Quiet, character-focused stories steeped in a bittersweet sense of loss.For viewers who appreciated the contemplative, bittersweet vibe of My Favorite Season, this selection highlights similar movies. These are slow-paced, heavy dramas characterized by a melancholic tone, complex family dynamics, and endings that are more reflective than resolutely happy.
These stories prioritize emotional depth over plot twists, unfolding gradually to explore the inner lives of characters grappling with personal history and regret. The journey is often internal, focusing on memory and unspoken tensions, building towards a climax that is emotionally resonant rather than action-packed, typically concluding on a note of quiet acceptance or fragile hope.
This grouping is defined by a specific combination of slow pacing, melancholic tone, and heavy emotional weight. The movies share a similar atmospheric quality—somber, reflective, and poignant—creating a consistent viewing experience for those seeking deeply felt, character-driven narratives.
Don't stop at just watching — explore My Favorite Season in full detail. From the complete plot summary and scene-by-scene timeline to character breakdowns, thematic analysis, and a deep dive into the ending — every page helps you truly understand what My Favorite Season is all about. Plus, discover what's next after the movie.
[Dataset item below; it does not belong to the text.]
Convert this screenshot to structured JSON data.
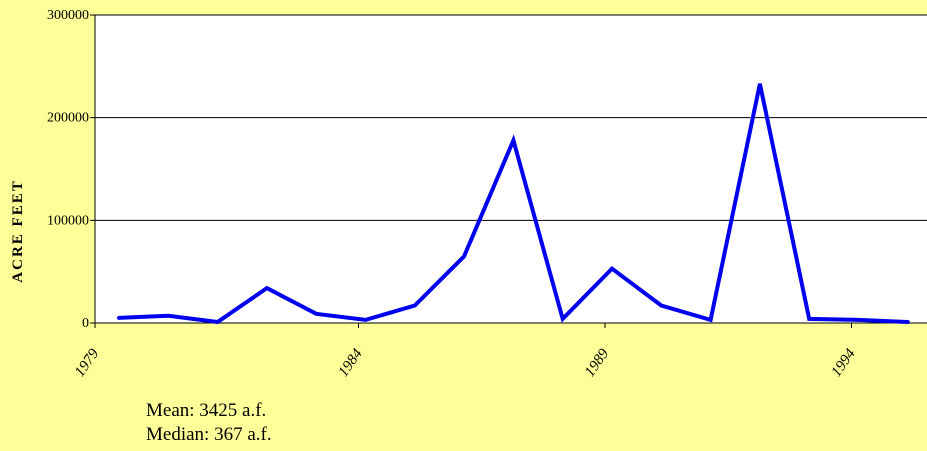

Track the full timeline of My Favorite Season with every major event arranged chronologically. Perfect for decoding non-linear storytelling, flashbacks, or parallel narratives with a clear scene-by-scene breakdown.
Discover the characters, locations, and core themes that shape My Favorite Season. Get insights into symbolic elements, setting significance, and deeper narrative meaning — ideal for thematic analysis and movie breakdowns.